Craft beer is booming in India, with the number of craft beer shops in India soaring to more than 2,000 in 2016 from 300 in 2015.
The growth in this sector is mainly attributed to increased availability of ingredients and the quality of brewing processes, according to the India Craft Brewers Federation (ICBF).
Craft beer has become a popular alternative to big brands like Corona, Miller, Coors and Budweiser, which make up a majority of the beer consumed in India and other parts of the world, according the IBIS World Economic Outlook (WEAO) in 2018.
India is one of India a global leader in beer consumption, with over one-third of the country’s beer consumed, according data from the National Sample Survey Office (NSSO).
The craft beer market is expected for growth to reach $6.2 billion by 2020, according TOI.
In 2019, the International Craft Brewers Association (ICBA) announced plans to expand the craft brewing industry to 10,000 units.

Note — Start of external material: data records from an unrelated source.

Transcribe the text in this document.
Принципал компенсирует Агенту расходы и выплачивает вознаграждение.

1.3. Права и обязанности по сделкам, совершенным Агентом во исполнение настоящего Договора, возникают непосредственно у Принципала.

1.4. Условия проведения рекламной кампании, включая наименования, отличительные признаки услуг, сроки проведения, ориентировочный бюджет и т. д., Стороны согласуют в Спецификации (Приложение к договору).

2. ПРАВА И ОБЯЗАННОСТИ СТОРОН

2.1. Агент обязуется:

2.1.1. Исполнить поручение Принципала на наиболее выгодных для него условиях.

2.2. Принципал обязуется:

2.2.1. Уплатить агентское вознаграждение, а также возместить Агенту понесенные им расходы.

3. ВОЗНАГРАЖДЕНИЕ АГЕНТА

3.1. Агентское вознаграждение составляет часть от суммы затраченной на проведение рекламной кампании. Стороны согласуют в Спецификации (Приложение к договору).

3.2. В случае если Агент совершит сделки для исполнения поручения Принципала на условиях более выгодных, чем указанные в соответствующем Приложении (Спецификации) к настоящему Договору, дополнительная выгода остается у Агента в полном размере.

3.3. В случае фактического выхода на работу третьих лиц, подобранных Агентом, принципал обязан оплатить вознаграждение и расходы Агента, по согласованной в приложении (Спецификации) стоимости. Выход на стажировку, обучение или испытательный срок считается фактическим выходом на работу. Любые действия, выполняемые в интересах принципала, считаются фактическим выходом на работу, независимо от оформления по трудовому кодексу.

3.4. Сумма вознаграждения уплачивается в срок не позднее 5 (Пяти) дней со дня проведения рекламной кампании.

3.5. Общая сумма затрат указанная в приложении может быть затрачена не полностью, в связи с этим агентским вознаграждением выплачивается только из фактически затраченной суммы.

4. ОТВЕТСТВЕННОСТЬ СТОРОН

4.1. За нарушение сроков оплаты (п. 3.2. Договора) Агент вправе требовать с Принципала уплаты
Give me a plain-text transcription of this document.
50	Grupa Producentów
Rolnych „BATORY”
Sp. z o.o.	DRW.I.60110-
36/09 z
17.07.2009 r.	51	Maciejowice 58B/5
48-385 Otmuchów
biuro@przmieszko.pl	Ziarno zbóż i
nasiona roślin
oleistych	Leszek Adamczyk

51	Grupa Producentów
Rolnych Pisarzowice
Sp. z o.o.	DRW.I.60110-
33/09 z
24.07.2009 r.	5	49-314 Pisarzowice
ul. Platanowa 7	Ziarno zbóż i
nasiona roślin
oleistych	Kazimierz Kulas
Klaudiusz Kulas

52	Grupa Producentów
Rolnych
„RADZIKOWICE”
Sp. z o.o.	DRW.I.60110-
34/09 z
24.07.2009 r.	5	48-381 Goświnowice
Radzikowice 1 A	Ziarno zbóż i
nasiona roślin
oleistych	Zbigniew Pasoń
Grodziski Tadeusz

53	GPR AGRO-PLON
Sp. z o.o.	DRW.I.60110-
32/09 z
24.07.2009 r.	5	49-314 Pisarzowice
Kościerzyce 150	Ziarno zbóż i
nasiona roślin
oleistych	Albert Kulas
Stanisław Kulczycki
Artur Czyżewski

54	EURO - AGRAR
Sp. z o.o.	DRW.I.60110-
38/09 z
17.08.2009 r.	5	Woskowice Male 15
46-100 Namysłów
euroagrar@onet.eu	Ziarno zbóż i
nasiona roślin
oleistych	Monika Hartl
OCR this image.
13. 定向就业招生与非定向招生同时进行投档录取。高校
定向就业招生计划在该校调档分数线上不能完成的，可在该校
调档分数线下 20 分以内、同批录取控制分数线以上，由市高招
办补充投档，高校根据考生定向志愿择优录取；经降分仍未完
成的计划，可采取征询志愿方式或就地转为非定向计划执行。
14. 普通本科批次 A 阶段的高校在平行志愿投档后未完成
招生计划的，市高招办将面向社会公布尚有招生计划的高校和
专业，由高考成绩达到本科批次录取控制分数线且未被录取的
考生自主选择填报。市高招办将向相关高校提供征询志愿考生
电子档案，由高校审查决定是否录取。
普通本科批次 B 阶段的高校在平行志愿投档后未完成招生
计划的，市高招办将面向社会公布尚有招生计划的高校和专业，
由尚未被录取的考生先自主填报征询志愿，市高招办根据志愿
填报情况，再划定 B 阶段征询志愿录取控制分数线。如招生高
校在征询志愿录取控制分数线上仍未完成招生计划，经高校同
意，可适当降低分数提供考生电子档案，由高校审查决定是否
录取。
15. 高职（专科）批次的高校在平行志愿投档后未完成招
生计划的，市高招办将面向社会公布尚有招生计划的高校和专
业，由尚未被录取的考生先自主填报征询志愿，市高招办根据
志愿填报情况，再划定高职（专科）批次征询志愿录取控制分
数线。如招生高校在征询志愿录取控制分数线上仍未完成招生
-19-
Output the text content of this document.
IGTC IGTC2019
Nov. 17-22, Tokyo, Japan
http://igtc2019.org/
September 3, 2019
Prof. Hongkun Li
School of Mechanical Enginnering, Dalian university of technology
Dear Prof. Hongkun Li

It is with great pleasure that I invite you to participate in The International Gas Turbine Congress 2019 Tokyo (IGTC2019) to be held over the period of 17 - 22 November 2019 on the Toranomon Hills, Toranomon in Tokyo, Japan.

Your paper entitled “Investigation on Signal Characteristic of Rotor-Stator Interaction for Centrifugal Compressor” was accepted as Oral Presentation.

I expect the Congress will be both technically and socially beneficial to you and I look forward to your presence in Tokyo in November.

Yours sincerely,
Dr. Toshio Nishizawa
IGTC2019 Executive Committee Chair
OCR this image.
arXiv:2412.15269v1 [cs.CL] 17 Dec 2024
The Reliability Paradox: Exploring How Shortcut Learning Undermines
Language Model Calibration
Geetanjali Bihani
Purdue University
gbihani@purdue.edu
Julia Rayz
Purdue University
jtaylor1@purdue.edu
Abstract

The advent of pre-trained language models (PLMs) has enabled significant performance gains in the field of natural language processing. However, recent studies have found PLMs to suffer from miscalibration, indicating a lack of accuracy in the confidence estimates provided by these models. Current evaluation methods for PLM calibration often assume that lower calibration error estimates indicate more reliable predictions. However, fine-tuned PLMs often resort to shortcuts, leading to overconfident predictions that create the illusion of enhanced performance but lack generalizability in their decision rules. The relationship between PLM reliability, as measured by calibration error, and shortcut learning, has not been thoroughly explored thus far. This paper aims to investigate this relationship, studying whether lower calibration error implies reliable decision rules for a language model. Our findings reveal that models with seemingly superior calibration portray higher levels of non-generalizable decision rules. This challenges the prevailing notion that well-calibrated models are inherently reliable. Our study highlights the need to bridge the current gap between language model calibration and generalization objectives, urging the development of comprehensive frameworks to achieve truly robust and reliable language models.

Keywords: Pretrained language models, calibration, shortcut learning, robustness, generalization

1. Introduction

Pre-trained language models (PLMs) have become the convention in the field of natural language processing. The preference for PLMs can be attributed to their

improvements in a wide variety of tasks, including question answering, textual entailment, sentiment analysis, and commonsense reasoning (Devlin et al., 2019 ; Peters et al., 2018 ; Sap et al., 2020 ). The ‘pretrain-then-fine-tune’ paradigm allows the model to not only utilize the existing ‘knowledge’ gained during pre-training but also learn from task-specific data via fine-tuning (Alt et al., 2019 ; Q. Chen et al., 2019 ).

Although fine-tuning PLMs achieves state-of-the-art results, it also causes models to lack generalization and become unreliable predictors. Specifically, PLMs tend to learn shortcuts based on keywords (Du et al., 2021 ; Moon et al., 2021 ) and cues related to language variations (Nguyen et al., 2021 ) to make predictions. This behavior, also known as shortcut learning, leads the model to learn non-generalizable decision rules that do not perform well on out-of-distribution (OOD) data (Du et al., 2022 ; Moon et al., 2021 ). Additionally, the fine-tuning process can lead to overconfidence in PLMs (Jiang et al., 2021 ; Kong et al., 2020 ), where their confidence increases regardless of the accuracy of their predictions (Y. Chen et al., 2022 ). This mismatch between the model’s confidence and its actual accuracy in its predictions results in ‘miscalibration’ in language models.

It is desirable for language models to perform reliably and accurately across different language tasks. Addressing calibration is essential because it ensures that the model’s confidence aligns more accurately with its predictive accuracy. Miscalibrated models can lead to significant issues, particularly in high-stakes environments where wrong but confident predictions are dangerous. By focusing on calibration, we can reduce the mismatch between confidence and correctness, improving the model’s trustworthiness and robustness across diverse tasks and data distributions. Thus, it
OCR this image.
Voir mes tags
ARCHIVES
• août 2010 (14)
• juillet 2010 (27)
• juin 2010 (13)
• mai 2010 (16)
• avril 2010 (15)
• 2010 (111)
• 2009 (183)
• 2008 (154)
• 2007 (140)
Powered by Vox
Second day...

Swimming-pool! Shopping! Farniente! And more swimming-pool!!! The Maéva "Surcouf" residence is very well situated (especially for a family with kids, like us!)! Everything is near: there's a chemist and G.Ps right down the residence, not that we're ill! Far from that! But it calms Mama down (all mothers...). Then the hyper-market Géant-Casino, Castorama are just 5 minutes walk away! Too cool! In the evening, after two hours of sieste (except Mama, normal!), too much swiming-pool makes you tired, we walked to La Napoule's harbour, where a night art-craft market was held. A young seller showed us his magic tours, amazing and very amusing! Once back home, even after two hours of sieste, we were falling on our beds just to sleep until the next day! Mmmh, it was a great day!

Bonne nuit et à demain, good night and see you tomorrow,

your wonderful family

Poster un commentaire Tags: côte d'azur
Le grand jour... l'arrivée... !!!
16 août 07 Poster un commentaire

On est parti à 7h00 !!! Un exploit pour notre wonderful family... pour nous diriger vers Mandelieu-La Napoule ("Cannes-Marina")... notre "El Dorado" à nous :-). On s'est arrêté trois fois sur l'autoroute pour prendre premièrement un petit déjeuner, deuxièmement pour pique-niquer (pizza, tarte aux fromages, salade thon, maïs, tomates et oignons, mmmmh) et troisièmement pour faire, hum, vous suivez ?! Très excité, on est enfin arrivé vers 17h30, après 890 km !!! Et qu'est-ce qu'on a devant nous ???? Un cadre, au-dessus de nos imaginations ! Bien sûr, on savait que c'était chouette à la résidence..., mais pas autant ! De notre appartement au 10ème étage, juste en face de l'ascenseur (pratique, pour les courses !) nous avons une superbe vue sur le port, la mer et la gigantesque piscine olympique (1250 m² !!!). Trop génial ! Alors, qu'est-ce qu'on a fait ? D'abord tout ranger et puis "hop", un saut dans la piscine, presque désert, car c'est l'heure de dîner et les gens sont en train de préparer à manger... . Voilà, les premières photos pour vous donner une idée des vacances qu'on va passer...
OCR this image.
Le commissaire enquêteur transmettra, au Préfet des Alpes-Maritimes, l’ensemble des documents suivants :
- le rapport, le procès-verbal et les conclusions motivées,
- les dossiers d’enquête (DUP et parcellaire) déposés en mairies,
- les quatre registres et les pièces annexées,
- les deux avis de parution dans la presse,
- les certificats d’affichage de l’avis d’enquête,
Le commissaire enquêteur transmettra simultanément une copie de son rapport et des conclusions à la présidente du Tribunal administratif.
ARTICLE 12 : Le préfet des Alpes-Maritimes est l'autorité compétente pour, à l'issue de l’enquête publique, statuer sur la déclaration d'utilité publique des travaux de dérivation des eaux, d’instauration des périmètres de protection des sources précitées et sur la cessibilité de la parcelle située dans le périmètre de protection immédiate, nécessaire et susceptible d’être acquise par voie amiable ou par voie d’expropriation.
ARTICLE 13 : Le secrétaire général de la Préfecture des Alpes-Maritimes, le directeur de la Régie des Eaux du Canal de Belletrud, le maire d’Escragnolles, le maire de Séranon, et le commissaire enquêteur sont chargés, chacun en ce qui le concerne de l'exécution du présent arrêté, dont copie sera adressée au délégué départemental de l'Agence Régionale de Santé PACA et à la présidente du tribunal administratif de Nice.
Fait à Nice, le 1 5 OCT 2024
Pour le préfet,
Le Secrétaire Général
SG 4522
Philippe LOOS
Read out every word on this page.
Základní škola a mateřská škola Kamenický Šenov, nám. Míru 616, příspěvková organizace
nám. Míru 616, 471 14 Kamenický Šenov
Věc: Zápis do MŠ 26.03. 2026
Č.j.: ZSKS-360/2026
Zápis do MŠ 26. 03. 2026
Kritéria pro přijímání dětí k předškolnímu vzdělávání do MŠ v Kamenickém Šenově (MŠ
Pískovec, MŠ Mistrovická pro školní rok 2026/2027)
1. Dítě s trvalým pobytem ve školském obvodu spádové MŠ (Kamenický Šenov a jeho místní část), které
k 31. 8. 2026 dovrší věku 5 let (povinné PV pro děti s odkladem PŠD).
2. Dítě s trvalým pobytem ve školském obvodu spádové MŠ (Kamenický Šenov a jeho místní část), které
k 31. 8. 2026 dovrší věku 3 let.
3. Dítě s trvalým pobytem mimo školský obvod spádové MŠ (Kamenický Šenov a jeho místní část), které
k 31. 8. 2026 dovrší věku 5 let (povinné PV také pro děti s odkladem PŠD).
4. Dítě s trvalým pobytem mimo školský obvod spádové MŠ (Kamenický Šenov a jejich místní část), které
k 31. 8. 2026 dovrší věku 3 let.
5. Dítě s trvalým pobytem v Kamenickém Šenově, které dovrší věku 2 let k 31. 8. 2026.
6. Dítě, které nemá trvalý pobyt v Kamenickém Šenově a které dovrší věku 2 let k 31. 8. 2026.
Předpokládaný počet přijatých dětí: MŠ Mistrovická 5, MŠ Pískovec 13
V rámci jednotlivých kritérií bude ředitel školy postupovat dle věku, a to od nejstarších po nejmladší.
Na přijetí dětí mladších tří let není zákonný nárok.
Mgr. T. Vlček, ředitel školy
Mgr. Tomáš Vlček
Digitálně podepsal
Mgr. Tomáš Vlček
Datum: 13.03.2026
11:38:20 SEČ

The number of micro breweries is also growing rapidly, with more than 1,400 in India in 2018, according a report from IBISWorld.
In the first quarter of 2019, microbrews represented about 25 percent of all micro-beer sales in India but by 2019, they will account for 30 percent.
In 2020, India plans to see a rise in micro beer sales to 40 percent.
India is the world leader in microbrewing, with breweries in more than 150 countries.
While microbrewed beer is typically produced in small batches, there are also more traditional beers that can be enjoyed on a large scale.
Many micro breweries have also started opening small tasting rooms, which are also often popular with locals.
This can also help ease pressure on the small and mid-sized breweries in India by helping them to diversify their products.
In addition, India has recently started implementing a tax system that allows local and foreign brewers to set up micro and mini breweries, with tax revenue from these micro and minis expected to reach about $1 billion by 2021, according IBISworld.
In India, micro breweries produce about 70 percent of beer produced.
In 2018, more than 20 percent of the national output of beer was produced by small and medium breweries, according an IBIS report.
This figure is expected rise to 25 percent by 2020.
According to a report by Beverage Research, the number and size of micro beers has also grown rapidly in India over the past decade.
The craft and micro beer industries in India grew at an average annual rate of about 9 percent between 2010 and 2020.
The overall craft beer sales in 2017 was $8.8 billion.